Ida Mae Jones has always wanted to fly. Ever since she was put behind the wheel (is it a wheel?) of her daddy’s Jenny and taught how, she knew that this was what she was born to do. Except, she’s an African American (yes, I am being politically correct here), and lives in the outskirts of New Orleans. Not only can she not get a pilot’s license because she’s a woman; she can’t get one because she’s the wrong color.
It’s only when her younger brother spies and article about the Army’s WASP program (that’s Women’s Airforce Service Pilots), and that there was a Chinese-American woman in it, that Ida gets an inkling of an idea. She forges her daddy’s pilot’s license, and since she’s light enough skinned to pass for white, she applies. And gets in.

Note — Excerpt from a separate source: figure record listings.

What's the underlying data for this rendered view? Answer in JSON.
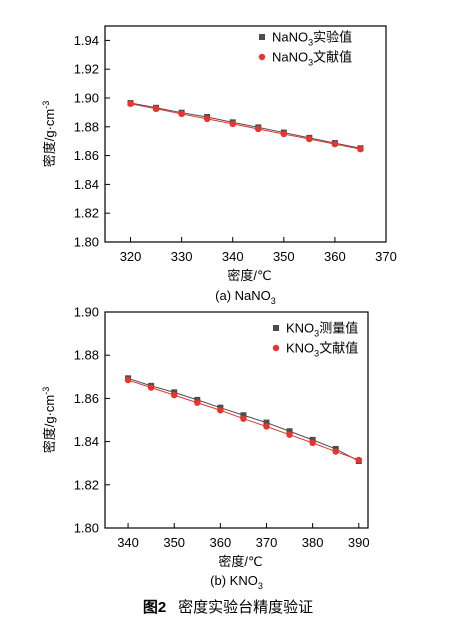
{
  "figure_caption": {
    "number": "图2",
    "text": "密度实验台精度验证"
  },
  "colors": {
    "series_measured": "#4d4d4d",
    "series_literature": "#e8342e",
    "axis": "#000000"
  },
  "chart_data": [
    {
      "type": "line",
      "caption": {
        "main": "(a) NaNO",
        "sub": "3"
      },
      "xlabel": "密度/℃",
      "ylabel": {
        "main": "密度/g·cm",
        "sup": "-3"
      },
      "xlim": [
        315,
        370
      ],
      "ylim": [
        1.8,
        1.95
      ],
      "xticks": [
        320,
        330,
        340,
        350,
        360,
        370
      ],
      "yticks": [
        1.8,
        1.82,
        1.84,
        1.86,
        1.88,
        1.9,
        1.92,
        1.94
      ],
      "ytick_labels": [
        "1.80",
        "1.82",
        "1.84",
        "1.86",
        "1.88",
        "1.90",
        "1.92",
        "1.94"
      ],
      "legend_position": "top-right",
      "x": [
        320,
        325,
        330,
        335,
        340,
        345,
        350,
        355,
        360,
        365
      ],
      "series": [
        {
          "name_main": "NaNO",
          "name_sub": "3",
          "name_tail": "实验值",
          "marker": "square",
          "color": "#4d4d4d",
          "values": [
            1.8965,
            1.8932,
            1.8898,
            1.8868,
            1.8831,
            1.8796,
            1.876,
            1.8723,
            1.8687,
            1.8651
          ]
        },
        {
          "name_main": "NaNO",
          "name_sub": "3",
          "name_tail": "文献值",
          "marker": "circle",
          "color": "#e8342e",
          "values": [
            1.896,
            1.8925,
            1.889,
            1.8855,
            1.882,
            1.8785,
            1.875,
            1.8715,
            1.868,
            1.8645
          ]
        }
      ]
    },
    {
      "type": "line",
      "caption": {
        "main": "(b) KNO",
        "sub": "3"
      },
      "xlabel": "密度/℃",
      "ylabel": {
        "main": "密度/g·cm",
        "sup": "-3"
      },
      "xlim": [
        335,
        392
      ],
      "ylim": [
        1.8,
        1.9
      ],
      "xticks": [
        340,
        350,
        360,
        370,
        380,
        390
      ],
      "yticks": [
        1.8,
        1.82,
        1.84,
        1.86,
        1.88,
        1.9
      ],
      "ytick_labels": [
        "1.80",
        "1.82",
        "1.84",
        "1.86",
        "1.88",
        "1.90"
      ],
      "legend_position": "top-right",
      "x": [
        340,
        345,
        350,
        355,
        360,
        365,
        370,
        375,
        380,
        385,
        390
      ],
      "series": [
        {
          "name_main": "KNO",
          "name_sub": "3",
          "name_tail": "测量值",
          "marker": "square",
          "color": "#4d4d4d",
          "values": [
            1.8693,
            1.8658,
            1.8628,
            1.8593,
            1.8557,
            1.8522,
            1.8488,
            1.8448,
            1.8408,
            1.8366,
            1.831
          ]
        },
        {
          "name_main": "KNO",
          "name_sub": "3",
          "name_tail": "文献值",
          "marker": "circle",
          "color": "#e8342e",
          "values": [
            1.8685,
            1.865,
            1.8615,
            1.858,
            1.8545,
            1.8506,
            1.847,
            1.8432,
            1.8394,
            1.8354,
            1.8315
          ]
        }
      ]
    }
  ]
}
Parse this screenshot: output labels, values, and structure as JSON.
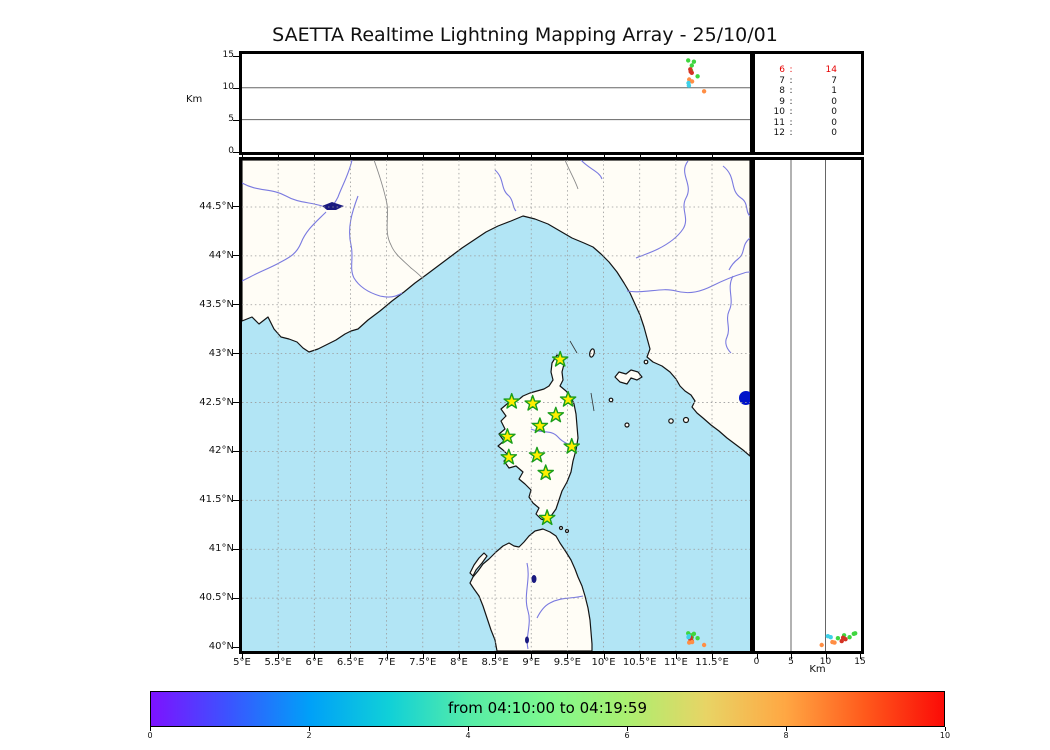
{
  "title": "SAETTA Realtime Lightning Mapping Array - 25/10/01",
  "alt_axis": {
    "label": "Km",
    "range": [
      0,
      15
    ],
    "ticks": [
      0,
      5,
      10,
      15
    ],
    "gridlines": [
      5,
      10
    ]
  },
  "lon_axis": {
    "ticks": [
      {
        "value": 5,
        "label": "5°E"
      },
      {
        "value": 5.5,
        "label": "5.5°E"
      },
      {
        "value": 6,
        "label": "6°E"
      },
      {
        "value": 6.5,
        "label": "6.5°E"
      },
      {
        "value": 7,
        "label": "7°E"
      },
      {
        "value": 7.5,
        "label": "7.5°E"
      },
      {
        "value": 8,
        "label": "8°E"
      },
      {
        "value": 8.5,
        "label": "8.5°E"
      },
      {
        "value": 9,
        "label": "9°E"
      },
      {
        "value": 9.5,
        "label": "9.5°E"
      },
      {
        "value": 10,
        "label": "10°E"
      },
      {
        "value": 10.5,
        "label": "10.5°E"
      },
      {
        "value": 11,
        "label": "11°E"
      },
      {
        "value": 11.5,
        "label": "11.5°E"
      }
    ]
  },
  "lat_axis": {
    "ticks": [
      {
        "value": 44.5,
        "label": "44.5°N"
      },
      {
        "value": 44,
        "label": "44°N"
      },
      {
        "value": 43.5,
        "label": "43.5°N"
      },
      {
        "value": 43,
        "label": "43°N"
      },
      {
        "value": 42.5,
        "label": "42.5°N"
      },
      {
        "value": 42,
        "label": "42°N"
      },
      {
        "value": 41.5,
        "label": "41.5°N"
      },
      {
        "value": 41,
        "label": "41°N"
      },
      {
        "value": 40.5,
        "label": "40.5°N"
      },
      {
        "value": 40,
        "label": "40°N"
      }
    ]
  },
  "stats_panel": {
    "rows": [
      {
        "label": "6",
        "value": "14",
        "highlight": true
      },
      {
        "label": "7",
        "value": "7",
        "highlight": false
      },
      {
        "label": "8",
        "value": "1",
        "highlight": false
      },
      {
        "label": "9",
        "value": "0",
        "highlight": false
      },
      {
        "label": "10",
        "value": "0",
        "highlight": false
      },
      {
        "label": "11",
        "value": "0",
        "highlight": false
      },
      {
        "label": "12",
        "value": "0",
        "highlight": false
      }
    ],
    "highlight_color": "#e60000"
  },
  "colorbar": {
    "label": "from 04:10:00 to 04:19:59",
    "range": [
      0,
      10
    ],
    "ticks": [
      0,
      2,
      4,
      6,
      8,
      10
    ],
    "gradient": [
      "#7d12ff",
      "#3a55ff",
      "#00a0f8",
      "#10d0d8",
      "#55eca8",
      "#7ef98e",
      "#abef70",
      "#e8d465",
      "#ffa743",
      "#ff5a1c",
      "#fb0b07"
    ]
  },
  "colors": {
    "sea": "#b2e5f5",
    "land": "#fffdf6",
    "coast": "#141414",
    "river": "#7a7ae0",
    "boundary": "#8a8a8a",
    "grid": "#9a9a9a",
    "panel_grid": "#666666",
    "lake": "#1a1a80",
    "lake_round": "#0013c9",
    "star_fill": "#ffee00",
    "star_edge": "#1a9e1a"
  },
  "chart_data": {
    "type": "scatter",
    "title": "SAETTA Realtime Lightning Mapping Array - 25/10/01",
    "panels": [
      {
        "id": "altitude-vs-longitude",
        "ylabel": "Km",
        "ylim": [
          0,
          15
        ],
        "xlim": [
          5,
          12.03
        ],
        "grid": "horizontal at 5,10"
      },
      {
        "id": "map-plan-view",
        "xlim": [
          5,
          12.03
        ],
        "ylim": [
          40,
          45.02
        ],
        "grid": "dashed 0.5 deg"
      },
      {
        "id": "altitude-vs-latitude",
        "xlabel": "Km",
        "xlim": [
          0,
          15
        ],
        "ylim": [
          40,
          45.02
        ],
        "grid": "vertical at 5,10"
      }
    ],
    "stations": [
      {
        "lon": 9.4,
        "lat": 42.94
      },
      {
        "lon": 8.73,
        "lat": 42.51
      },
      {
        "lon": 9.02,
        "lat": 42.49
      },
      {
        "lon": 9.51,
        "lat": 42.53
      },
      {
        "lon": 9.34,
        "lat": 42.37
      },
      {
        "lon": 9.12,
        "lat": 42.26
      },
      {
        "lon": 8.67,
        "lat": 42.15
      },
      {
        "lon": 9.56,
        "lat": 42.05
      },
      {
        "lon": 8.69,
        "lat": 41.94
      },
      {
        "lon": 9.08,
        "lat": 41.96
      },
      {
        "lon": 9.2,
        "lat": 41.78
      },
      {
        "lon": 9.22,
        "lat": 41.32
      }
    ],
    "sources": [
      {
        "lon": 11.17,
        "lat": 40.14,
        "alt_km": 14.3,
        "color": "#3fd63f"
      },
      {
        "lon": 11.25,
        "lat": 40.135,
        "alt_km": 14.1,
        "color": "#3fd63f"
      },
      {
        "lon": 11.22,
        "lat": 40.1,
        "alt_km": 13.5,
        "color": "#3fd63f"
      },
      {
        "lon": 11.3,
        "lat": 40.09,
        "alt_km": 11.8,
        "color": "#3fd63f"
      },
      {
        "lon": 11.21,
        "lat": 40.12,
        "alt_km": 12.7,
        "color": "#3fd63f"
      },
      {
        "lon": 11.2,
        "lat": 40.08,
        "alt_km": 12.9,
        "color": "#d43324"
      },
      {
        "lon": 11.22,
        "lat": 40.06,
        "alt_km": 12.35,
        "color": "#d43324"
      },
      {
        "lon": 11.205,
        "lat": 40.095,
        "alt_km": 12.55,
        "color": "#d43324"
      },
      {
        "lon": 11.185,
        "lat": 40.045,
        "alt_km": 11.3,
        "color": "#ff8e44"
      },
      {
        "lon": 11.39,
        "lat": 40.02,
        "alt_km": 9.45,
        "color": "#ff8e44"
      },
      {
        "lon": 11.225,
        "lat": 40.05,
        "alt_km": 11.0,
        "color": "#ff8e44"
      },
      {
        "lon": 11.175,
        "lat": 40.1,
        "alt_km": 10.75,
        "color": "#3fd0e8"
      },
      {
        "lon": 11.18,
        "lat": 40.11,
        "alt_km": 10.35,
        "color": "#3fd0e8"
      }
    ],
    "source_counts_table": [
      [
        "6",
        14
      ],
      [
        "7",
        7
      ],
      [
        "8",
        1
      ],
      [
        "9",
        0
      ],
      [
        "10",
        0
      ],
      [
        "11",
        0
      ],
      [
        "12",
        0
      ]
    ],
    "colorbar": {
      "label": "from 04:10:00 to 04:19:59",
      "ticks": [
        0,
        2,
        4,
        6,
        8,
        10
      ],
      "range": [
        0,
        10
      ]
    }
  }
}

The part in the program is what interested me the most about Smith’s book. I thought that while the conflict between black and white, and Ida’s internal conflict about lying about who she really is, was interesting (and probably worth some thought), I really liked Ida learning how to fly military planes. I liked the challenges posed by the program, the obstacles she had to surmount in order to succeed in a man’s world. It was not only historically interesting, but had a universal appeal: what woman hasn’t faced the “you can’t do it because you’re a girl” and fought her way to success in whatever that is?
It’s books like these that make one grateful for the pioneers, the women who were courageous enough to break the race, sex, or whatever barrier, and achieve their dreams. And it’s good to have a book like this to remind us of it. As well as being a cracking good story.